Палуба яхты являла собой драматическую картину.
В кормовой части на палубе выстроился в два ряда весь экипаж в угрюмом безмолвии. Впереди строя, ближе к рулю, стоял узкий длинный ящик, покрытый флагом. То был гроб.
Возле гроба стоял капитан.
Фрике и Барбантон обмерли, не видя месье Андре. Невыносимая тоска и тревога овладели ими. Но через минуту оба облегченно вздохнули.
Кошмар рассеялся.
О, эгоизм дружбы! Они увидели голову месье Андре, поднимавшегося на палубу. Он едва мог ходить, но все-таки счел долгом отдать покойному последний долг.
Жив!
Они готовы оплакать того, кого забрала безжалостная смерть, но слава богу, это не Бреванн. Это было бы ужасно!

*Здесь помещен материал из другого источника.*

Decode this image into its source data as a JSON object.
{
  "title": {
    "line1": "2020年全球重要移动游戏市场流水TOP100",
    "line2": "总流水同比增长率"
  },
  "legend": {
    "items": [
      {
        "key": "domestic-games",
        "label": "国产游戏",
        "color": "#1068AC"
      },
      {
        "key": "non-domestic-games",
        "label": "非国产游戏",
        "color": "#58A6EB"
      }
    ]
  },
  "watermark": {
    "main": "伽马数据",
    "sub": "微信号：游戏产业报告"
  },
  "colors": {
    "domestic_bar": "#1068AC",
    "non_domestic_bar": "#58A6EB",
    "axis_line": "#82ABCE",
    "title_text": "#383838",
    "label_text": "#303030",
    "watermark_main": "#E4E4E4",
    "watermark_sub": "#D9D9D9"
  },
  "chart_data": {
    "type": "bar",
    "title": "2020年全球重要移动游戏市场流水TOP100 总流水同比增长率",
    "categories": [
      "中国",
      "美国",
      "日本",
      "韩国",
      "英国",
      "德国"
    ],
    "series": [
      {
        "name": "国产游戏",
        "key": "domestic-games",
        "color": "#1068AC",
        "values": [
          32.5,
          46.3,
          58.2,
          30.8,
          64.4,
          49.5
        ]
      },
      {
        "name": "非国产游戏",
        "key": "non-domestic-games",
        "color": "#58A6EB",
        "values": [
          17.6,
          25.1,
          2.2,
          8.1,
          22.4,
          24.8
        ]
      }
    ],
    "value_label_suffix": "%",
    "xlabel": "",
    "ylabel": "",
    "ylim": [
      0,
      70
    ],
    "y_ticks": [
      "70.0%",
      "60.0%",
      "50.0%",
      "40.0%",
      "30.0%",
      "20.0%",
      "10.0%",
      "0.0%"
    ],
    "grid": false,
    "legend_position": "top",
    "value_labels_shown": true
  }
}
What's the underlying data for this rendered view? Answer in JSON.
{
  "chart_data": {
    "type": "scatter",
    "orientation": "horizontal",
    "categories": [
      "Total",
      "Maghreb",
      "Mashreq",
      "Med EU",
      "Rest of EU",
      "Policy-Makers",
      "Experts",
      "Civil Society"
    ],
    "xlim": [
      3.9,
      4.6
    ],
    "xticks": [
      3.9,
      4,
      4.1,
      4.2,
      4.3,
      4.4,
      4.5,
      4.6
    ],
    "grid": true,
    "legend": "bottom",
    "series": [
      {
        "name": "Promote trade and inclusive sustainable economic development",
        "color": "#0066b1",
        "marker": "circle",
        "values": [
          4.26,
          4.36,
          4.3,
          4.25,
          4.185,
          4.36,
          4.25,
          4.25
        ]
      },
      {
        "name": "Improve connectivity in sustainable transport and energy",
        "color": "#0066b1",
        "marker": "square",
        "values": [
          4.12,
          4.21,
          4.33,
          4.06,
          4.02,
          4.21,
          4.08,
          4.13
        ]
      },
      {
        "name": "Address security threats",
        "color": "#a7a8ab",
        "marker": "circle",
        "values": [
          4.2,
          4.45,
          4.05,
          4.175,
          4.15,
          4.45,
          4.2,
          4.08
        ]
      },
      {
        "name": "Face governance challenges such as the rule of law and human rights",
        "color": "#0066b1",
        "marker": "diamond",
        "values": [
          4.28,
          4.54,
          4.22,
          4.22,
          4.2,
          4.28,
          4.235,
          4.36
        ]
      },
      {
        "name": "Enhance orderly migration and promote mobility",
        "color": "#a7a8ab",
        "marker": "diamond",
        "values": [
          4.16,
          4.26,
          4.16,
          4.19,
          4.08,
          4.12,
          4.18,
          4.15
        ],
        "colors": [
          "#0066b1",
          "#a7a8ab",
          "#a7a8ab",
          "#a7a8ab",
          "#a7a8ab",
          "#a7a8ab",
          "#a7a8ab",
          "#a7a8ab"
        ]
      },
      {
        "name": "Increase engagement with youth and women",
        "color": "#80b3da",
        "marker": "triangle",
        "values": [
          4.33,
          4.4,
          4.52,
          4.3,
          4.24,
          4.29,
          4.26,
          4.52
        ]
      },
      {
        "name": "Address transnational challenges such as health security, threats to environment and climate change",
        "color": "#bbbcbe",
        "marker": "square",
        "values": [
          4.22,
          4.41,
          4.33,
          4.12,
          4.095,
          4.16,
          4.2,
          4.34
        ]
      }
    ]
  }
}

– Неужели это она умерла, а я и не помирился с ней перед смертью, – проговорил тихонько жандарм.
Андре подошел к гробу, снял шляпу и, обращаясь к матросам, сказал:
– Я счел своим долгом лично проводить в последний путь нашего рулевого Ива Коэтодона, жизнь которого унесла лихорадка. Нашего бравого товарища приходится хоронить на чужбине, но его могила не будет забыта. Я позабочусь, чтобы ее содержали в порядке. Увы! Это все, что я могу сделать. На всю жизнь останется нам памятной несчастная стоянка в Сьерра-Леоне, и в своих сердцах мы воздвигнем жертве долга монумент, который будет прочнее пышных монументов с громкими словами. Прощай, Ив Коэтодон! Прощай, матрос! Покойся с миром!
Капитан подал знак. Прозвучал свисток боцмана. Четыре человека подняли гроб и поставили на лодку, висевшую на блоках вровень с поручнями штирборта.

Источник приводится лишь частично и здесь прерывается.